Screenshot der Website curt-bloch.com

Screenshot der Website curt-bloch.com

Wie ist die Idee zu Ihrem Angebot entstanden? Gab es einen konkreten Anlass?

Simone Bloch, die in New York lebende Tochter von Curt Bloch, nahm im März 2021 per Facebook Kontakt mit mir auf. Ihr fehlte eine Verbindung in die alte Welt, um die im Versteck handgefertigten Widerstandsmagazine mit Gedichten ihres Vaters der europäischen Öffentlichkeit zugänglich zu machen. Sie war in den USA auf die Monografie „Fritz Kahn“ gestoßen, die ich gemeinsam mit meiner Schwester herausgegeben hatte. Das Buch macht Leben und Werk des vergessenen jüdischen Schriftstellers Dr. Fritz Kahn wieder sichtbar. So dachte Simone, dass ich für die Geschichte ihres Vaters empfänglich sei.

Die Entdeckung des kreativen Nachlasses von Curt Bloch traf mich wie ein Blitz! Sowohl die äußere Erscheinungsform der Widerstandsmagazine „Het Onderwater-Cabaret“ als auch die Gedichte selbst berührten mich tief. Simone und mir war nach den ersten Transkriptionen und Übersetzungen schnell klar, dass wir den gesamten Schatz heben und zur Verfügung stellen müssen – digital, mehrsprachig und ohne jegliche Beschränkung.

Was war der größte Erfolgsmoment in der Arbeit, was die größte Herausforderung?

Die Herausforderung für unser Team bestand in der Bewältigung des schieren Umfangs: 96 Hefte mit 492 Gedichten auf rund 1.700 Seiten mussten für eine Online-Präsentation gesichtet und verarbeitet werden. Allein die Entzifferung der Bloch’schen Handschrift und die Transkription dauerten viele Monate. Dann wurden alle Gedichte in zwei Sprachen übersetzt, so dass sämtliche Inhalte auf Deutsch, Niederländisch und Englisch verfügbar waren. Dafür bildeten wir eine in aller Welt verstreute Armee von Freiwilligen, die mindestens zwei Sprachen auf nativem Niveau beherrschten – u.a. aus Jerusalem, New York, Amsterdam, London, Wien und Berlin.

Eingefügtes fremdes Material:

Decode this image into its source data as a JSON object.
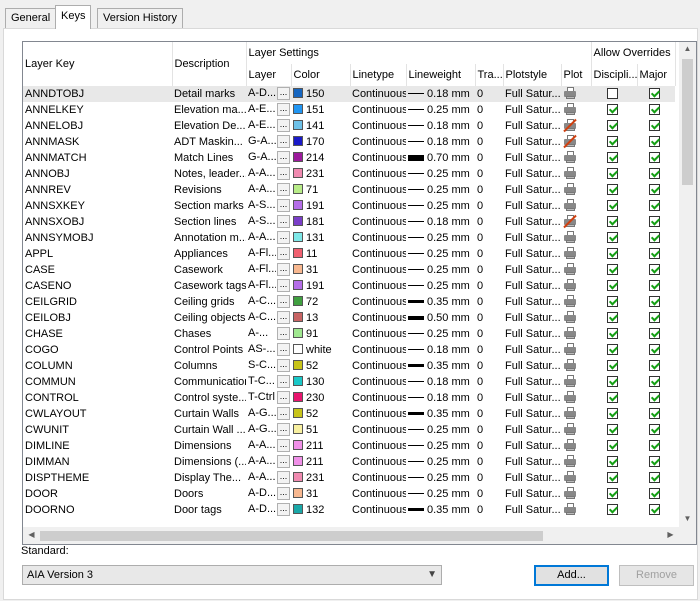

Die Scans sämtlicher Originalseiten waren freizustellen und für das Web aufzubereiten.

Hinzu kamen noch eine ausführliche Recherche zum historischen Kontext mit wissenschaftlich fundierten, aber gut verständlichen Informationen sowie inhaltliche Einführungen zu jedem einzelnen Magazin. Geschichtliche Ereignisse wurden zum Zeitstrahl hinzugefügt, im heutigen Sprachgebrauch unbekannte Wörter über individuelle Tooltips erläutert.

Anspruchsvoll war auch die Entwicklung der Website, denn trotz des gewaltigen digitalen Archivs sollte sie intuitiv bedienbar sein, responsiv funktionieren und in der Anwendung Freude machen. Die Einpflege aller Bilder und Texte war zeitraubend und erforderte viel Konzentration. Dies alles vor dem Hintergrund, dass wir keine öffentlichen Gelder für diese Initiative in Anspruch nehmen wollten – Spendengelder nach über vierzig Vorträgen vor Rotary Clubs und Einzelspenden deckten einen kleinen Teil des Aufwands, das Gros jedoch basiert auf vielen hundert Stunden ehrenamtlichen Engagements.

Zu den unvergesslichen Momenten zählte der Tag, an dem Ruth Bloch – die 99-jährige Witwe von Curt Bloch (heute, am 12. September, hat sie Geburtstag) – in New York zum ersten Mal die Website mit Gedichten ihres Mannes studierte. Fast acht Jahrzehnte lagerten die Hefte in einer Kiste in ihrem Haus an der Upper West Side. Besondere Erlebnisse waren aber auch die Begegnungen mit ehemaligen Untergetauchten, die für die Mediathek der Website Verse eingelesen und das Online-Angebot durch ihre Stimmen emotional zusätzlich aufgeladen haben. Die Treffen mit Schauspielerinnen und Schauspielern, die bisher an der Rezitation der Reime mitwirkten, haben uns ebenfalls sehr bereichert.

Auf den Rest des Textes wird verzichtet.